Os anestésicos são bases fracas, e seus valores de pKa variam de cerca de 8 a 10. Quando entrar em contato com a pele, tanto forma ionizada como não ionizada estarão existentes. As formas neutras atravessam as membranas com facilidade e as formas com cargas positivas se ligam com muito mais afinidade ao sítio alvo.
7. Seguindo às concentrações máximas permitidas, deve-se aplicar o produto e deixá-lo agir por 40-60 minutos antes de realizar o procedimento, sob oclusão, uma vez que a pele intacta dificulta demais a penetração desses ativos.
8. Em relação ao uso de vasoconstritores para aplicação tópica:
8.1. O vasoconstritor mais comumente utilizado é a epinefrina.
8.2. Existem alguns lugares (internet em geral e estudos científicos) que citam o uso da epinefrina para reduzir o sangramento excessivo e prolongar o efeito do anestésico tópico, entretanto o uso da epinefrina para essa indicação segundo ESTUDOS CIENTÍFICOS é através da sua aplicação injetável e não tópica. Não confunda ação local como sinônimo de aplicação tópica.
A aplicação tópica terá efeito local, e a aplicação injetável (nesse caso) também será para efeito local, mas não tem a barreira do estrato córneo.
8.3. Os produtos comerciais que vendem anestésicos com epinefrina deixam bem claro para usar com “pele aberta/lacerada”, justamente pela falta de respaldo científico do efeito da epinefrina em pele intacta. Entretanto, em “pele aberta”, é seguro utilizar lidocaína a 20% como estão fazendo? E os riscos? É em uma pequena extensão de pele?
8.4. Outra informação importante sobre estabilidade do anestésico com epinefrina:
Como foi citado antes, o pH ideal para o anestésico fazer efeito é entre 9 e 9,5, porém nesse pH a epinefrina tem sua estabilidade alterada e oxida mais rapidamente e por isso muitas fórmulas voltam com cor escura.
Resumindo, o vasoconstritor é eficaz se aplicado de forma injetável, pois em pele intacta não existe estudos comprovando eficácia.
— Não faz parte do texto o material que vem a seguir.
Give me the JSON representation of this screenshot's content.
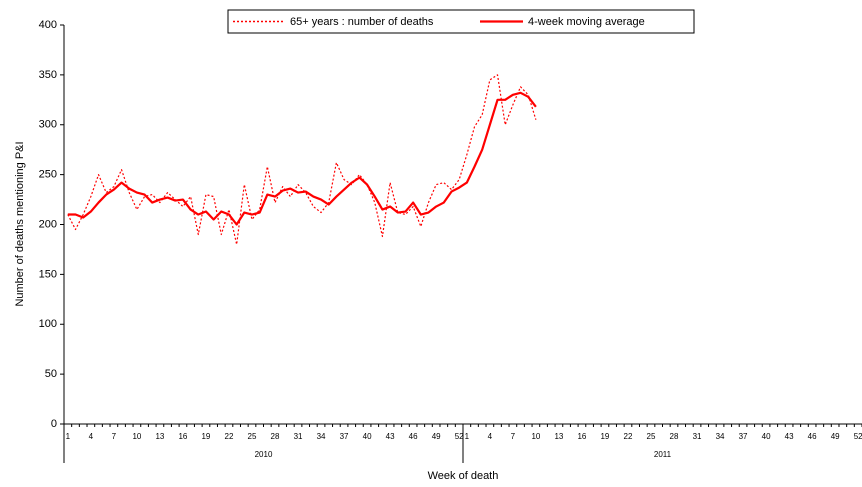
{
  "chart_data": {
    "type": "line",
    "x_label": "Week of death",
    "y_label": "Number of deaths mentioning P&I",
    "categories": [
      "1",
      null,
      null,
      "4",
      null,
      null,
      "7",
      null,
      null,
      "10",
      null,
      null,
      "13",
      null,
      null,
      "16",
      null,
      null,
      "19",
      null,
      null,
      "22",
      null,
      null,
      "25",
      null,
      null,
      "28",
      null,
      null,
      "31",
      null,
      null,
      "34",
      null,
      null,
      "37",
      null,
      null,
      "40",
      null,
      null,
      "43",
      null,
      null,
      "46",
      null,
      null,
      "49",
      null,
      null,
      "52",
      "1",
      null,
      null,
      "4",
      null,
      null,
      "7",
      null,
      null,
      "10",
      null,
      null,
      "13",
      null,
      null,
      "16",
      null,
      null,
      "19",
      null,
      null,
      "22",
      null,
      null,
      "25",
      null,
      null,
      "28",
      null,
      null,
      "31",
      null,
      null,
      "34",
      null,
      null,
      "37",
      null,
      null,
      "40",
      null,
      null,
      "43",
      null,
      null,
      "46",
      null,
      null,
      "49",
      null,
      null,
      "52"
    ],
    "groups": [
      "2010",
      "2011"
    ],
    "series": [
      {
        "name": "65+ years : number of deaths",
        "color": "#ff0000",
        "dash": true,
        "values": [
          210,
          195,
          210,
          228,
          250,
          232,
          238,
          255,
          232,
          215,
          228,
          230,
          222,
          232,
          225,
          218,
          228,
          190,
          230,
          228,
          190,
          215,
          180,
          240,
          205,
          215,
          258,
          222,
          238,
          228,
          240,
          232,
          218,
          212,
          222,
          262,
          245,
          240,
          250,
          240,
          222,
          188,
          242,
          212,
          210,
          218,
          198,
          222,
          240,
          242,
          235,
          245,
          270,
          298,
          310,
          345,
          350,
          300,
          320,
          338,
          330,
          305,
          null,
          null,
          null,
          null,
          null,
          null,
          null,
          null,
          null,
          null,
          null,
          null,
          null,
          null,
          null,
          null,
          null,
          null,
          null,
          null,
          null,
          null,
          null,
          null,
          null,
          null,
          null,
          null,
          null,
          null,
          null,
          null,
          null,
          null,
          null,
          null,
          null,
          null,
          null,
          null,
          null,
          null
        ]
      },
      {
        "name": "4-week moving average",
        "color": "#ff0000",
        "dash": false,
        "values": [
          210,
          210,
          207,
          213,
          222,
          230,
          235,
          242,
          236,
          232,
          230,
          222,
          225,
          227,
          224,
          225,
          215,
          210,
          213,
          205,
          213,
          210,
          200,
          212,
          210,
          212,
          230,
          228,
          234,
          236,
          232,
          233,
          228,
          225,
          220,
          228,
          235,
          242,
          247,
          240,
          228,
          215,
          218,
          212,
          213,
          222,
          210,
          212,
          218,
          222,
          233,
          237,
          242,
          258,
          275,
          300,
          325,
          325,
          330,
          332,
          328,
          318,
          null,
          null,
          null,
          null,
          null,
          null,
          null,
          null,
          null,
          null,
          null,
          null,
          null,
          null,
          null,
          null,
          null,
          null,
          null,
          null,
          null,
          null,
          null,
          null,
          null,
          null,
          null,
          null,
          null,
          null,
          null,
          null,
          null,
          null,
          null,
          null,
          null,
          null,
          null,
          null,
          null,
          null
        ]
      }
    ],
    "ylim": [
      0,
      400
    ],
    "yticks": [
      0,
      50,
      100,
      150,
      200,
      250,
      300,
      350,
      400
    ]
  }
}
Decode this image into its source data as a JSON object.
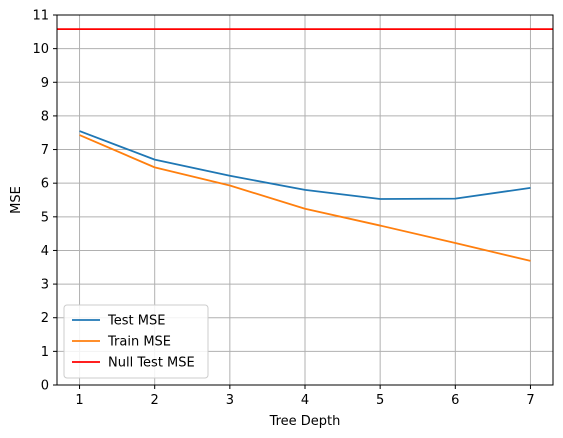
{
  "chart_data": {
    "type": "line",
    "xlabel": "Tree Depth",
    "ylabel": "MSE",
    "x": [
      1,
      2,
      3,
      4,
      5,
      6,
      7
    ],
    "xlim": [
      0.7,
      7.3
    ],
    "ylim": [
      0,
      11
    ],
    "xticks": [
      "1",
      "2",
      "3",
      "4",
      "5",
      "6",
      "7"
    ],
    "yticks": [
      "0",
      "1",
      "2",
      "3",
      "4",
      "5",
      "6",
      "7",
      "8",
      "9",
      "10",
      "11"
    ],
    "grid": true,
    "legend_position": "lower-left",
    "series": [
      {
        "name": "Test MSE",
        "color": "#1f77b4",
        "values": [
          7.55,
          6.7,
          6.22,
          5.8,
          5.53,
          5.54,
          5.86
        ]
      },
      {
        "name": "Train MSE",
        "color": "#ff7f0e",
        "values": [
          7.43,
          6.47,
          5.93,
          5.24,
          4.74,
          4.22,
          3.69
        ]
      }
    ],
    "hlines": [
      {
        "name": "Null Test MSE",
        "color": "#ff0000",
        "value": 10.58
      }
    ]
  }
}
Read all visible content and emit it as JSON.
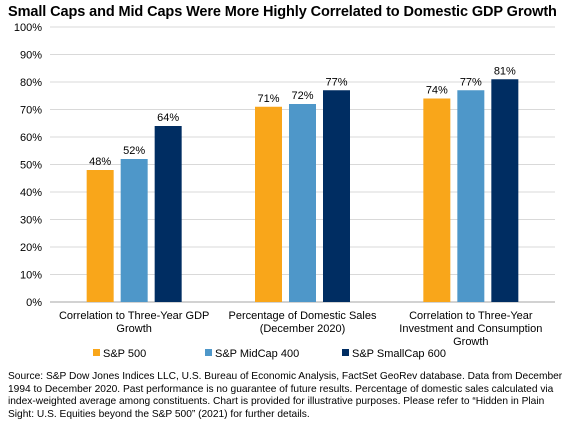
{
  "chart_data": {
    "type": "bar",
    "title": "Small Caps and Mid Caps Were More Highly Correlated to Domestic GDP Growth",
    "categories": [
      [
        "Correlation to Three-Year GDP",
        "Growth"
      ],
      [
        "Percentage of Domestic Sales",
        "(December 2020)"
      ],
      [
        "Correlation to Three-Year",
        "Investment and Consumption",
        "Growth"
      ]
    ],
    "series": [
      {
        "name": "S&P 500",
        "color": "#F9A61A",
        "values": [
          48,
          71,
          74
        ],
        "labels": [
          "48%",
          "71%",
          "74%"
        ]
      },
      {
        "name": "S&P MidCap 400",
        "color": "#4E97C9",
        "values": [
          52,
          72,
          77
        ],
        "labels": [
          "52%",
          "72%",
          "77%"
        ]
      },
      {
        "name": "S&P SmallCap 600",
        "color": "#002D62",
        "values": [
          64,
          77,
          81
        ],
        "labels": [
          "64%",
          "77%",
          "81%"
        ]
      }
    ],
    "ylim": [
      0,
      100
    ],
    "yticks": [
      0,
      10,
      20,
      30,
      40,
      50,
      60,
      70,
      80,
      90,
      100
    ],
    "ytick_labels": [
      "0%",
      "10%",
      "20%",
      "30%",
      "40%",
      "50%",
      "60%",
      "70%",
      "80%",
      "90%",
      "100%"
    ],
    "grid": true,
    "legend_position": "bottom"
  },
  "source_note": "Source: S&P Dow Jones Indices LLC, U.S. Bureau of Economic Analysis, FactSet GeoRev database.  Data from December 1994 to December 2020.  Past performance is no guarantee of future results.  Percentage of domestic sales calculated via index-weighted average among constituents.  Chart is provided for illustrative purposes. Please refer to “Hidden in Plain Sight: U.S. Equities beyond the S&P 500” (2021) for further details.",
  "colors": {
    "grid": "#D9D9D9",
    "axis": "#A6A6A6"
  }
}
Além disso, o pH ideal do anestésico acelera a oxidação do vasoconstritor.
Ainda em relação a dosagem de lidocaína
Existe poucos estudos que testaram o uso de 20% de lidocaína, porém precisa ser em pele intacta, precisa de oclusão e os resultados não foram melhores por causa do aumento da dosagem.
Existe um produto que é vendido pelos sites que usa essa dosagem (lidocaína 20%). Porém ele deixa bem claro.
- Pele intacta sem epinefrina ✖️
- Pele lacerada uso de epinefrina ✔️
Como ele estabiliza a epinefrina no creme com anestésicos 🤷♀️
Se você não ajustar o pH para 9,5 a epinefrina ficará estabilizada, porém o efeito anestésico poderá estar comprometido.
E ai? Essas informações ajudaram você a se sentir mais seguro na manipulação e dispensação dos géis anestésicos?